Martha Ann Travis married Nicholas Stallworth Jr. (21 Feb. 1810-15 Jan. 1853) before 1831 in Conecuh County, the son of Nicholas Stallworth and Mary Adams.
In The History of Edgefield County From the Earliest Settlements to 1897, comes these comments: “Prominent among the first generation of young men reared in Conecuh County, Alabama, was Nicholas Stallworth Jr. He was born in Edgefield District, S.C., Feb 21, 1810. When he was only eight years of age he was brought with the remainder of his father's family to Alabama. He was married to Miss Martha Travis, eldest daughter of Rev. Alexander Travis. The result of this union was seven children, among whom were Robert P. Stallworth and Frank M. Stallworth, of Falls County, Texas, Major Nick Stallworth, late of Hilliard's Legion, and Mrs. Barnett, the wife of Honorable Samuel A. Barnett, of Mobile.
Reared at a time and in a community where few schools existed, Mr. Stallworth had to depend almost entirely upon self-training. He lacked none of the virtures of a sterling citizen. Hospitable, liberal, and public spirited, he was quite popular. Without himself seeking the position, he was at one time made circuit clerk of Conecuh County. When, in 1850, the office of judge of probate was made elective, he warmly espoused the candidacy of A.D. Cary. As early as 1838 Mr. Stallworth foresaw the struggle, which reached bloody culmination in 1861. The tendency of existing political issues caused him to predict the dismemberment of the Union, and the probable abolition of slavery. Mr. Stallworth died in 1853, in the prime of manhood. He left descendants, sons, J.A. Stallworth and young Nick Stallworth, who were an honor to their ancestry and to Edgefield.”

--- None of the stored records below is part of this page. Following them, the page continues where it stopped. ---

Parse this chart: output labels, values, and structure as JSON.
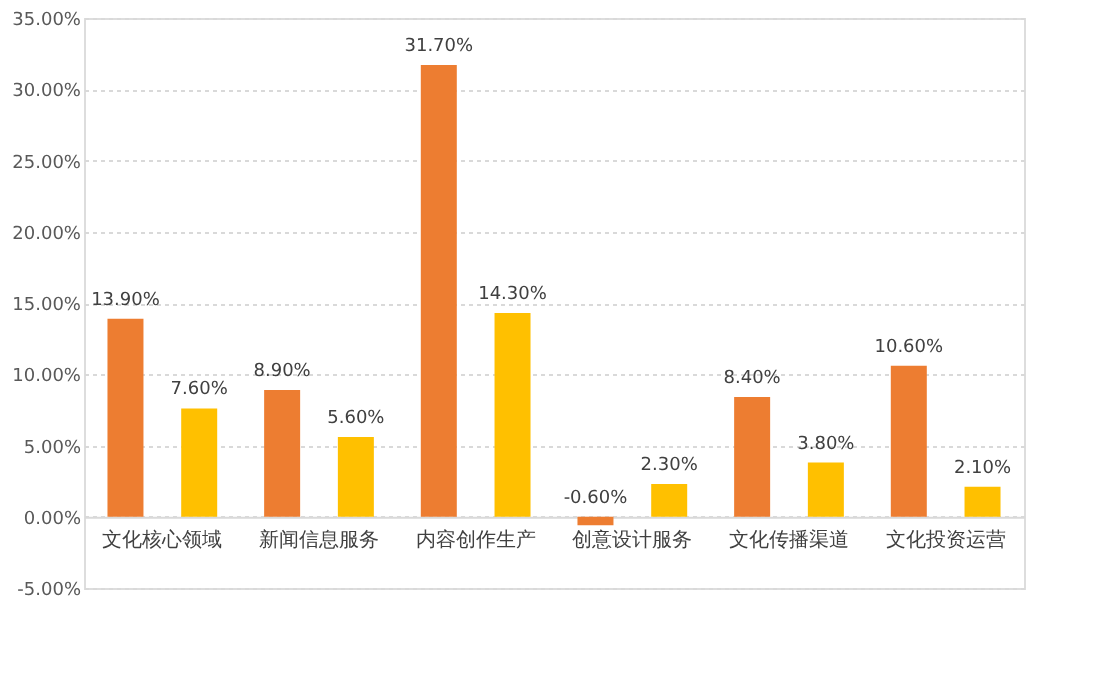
{
  "chart_data": {
    "type": "bar",
    "categories": [
      "文化核心领域",
      "新闻信息服务",
      "内容创作生产",
      "创意设计服务",
      "文化传播渠道",
      "文化投资运营"
    ],
    "series": [
      {
        "color": "#ed7d31",
        "values": [
          13.9,
          8.9,
          31.7,
          -0.6,
          8.4,
          10.6
        ],
        "value_labels": [
          "13.90%",
          "8.90%",
          "31.70%",
          "-0.60%",
          "8.40%",
          "10.60%"
        ]
      },
      {
        "color": "#ffc000",
        "values": [
          7.6,
          5.6,
          14.3,
          2.3,
          3.8,
          2.1
        ],
        "value_labels": [
          "7.60%",
          "5.60%",
          "14.30%",
          "2.30%",
          "3.80%",
          "2.10%"
        ]
      }
    ],
    "ylim": [
      -5,
      35
    ],
    "yticks": [
      {
        "value": -5,
        "label": "-5.00%"
      },
      {
        "value": 0,
        "label": "0.00%"
      },
      {
        "value": 5,
        "label": "5.00%"
      },
      {
        "value": 10,
        "label": "10.00%"
      },
      {
        "value": 15,
        "label": "15.00%"
      },
      {
        "value": 20,
        "label": "20.00%"
      },
      {
        "value": 25,
        "label": "25.00%"
      },
      {
        "value": 30,
        "label": "30.00%"
      },
      {
        "value": 35,
        "label": "35.00%"
      }
    ],
    "grid": "y",
    "legend": false
  }
}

Another part of the material that I received, names the children of Martha Travis and Nicholas Stallworth as, Robert P. Stallworth (abt 1831), Mary Stallworth (abt. 1832), Nicholas Stallworth (abt. 1834), Francis Stallworth (abt. 1835), Robert Stallworth (abt. 1837), Martha Stallworth (abt. 1838), Alexander Stallworth (abt. 1842), and Elizabeth Stallworth (abt. 1848).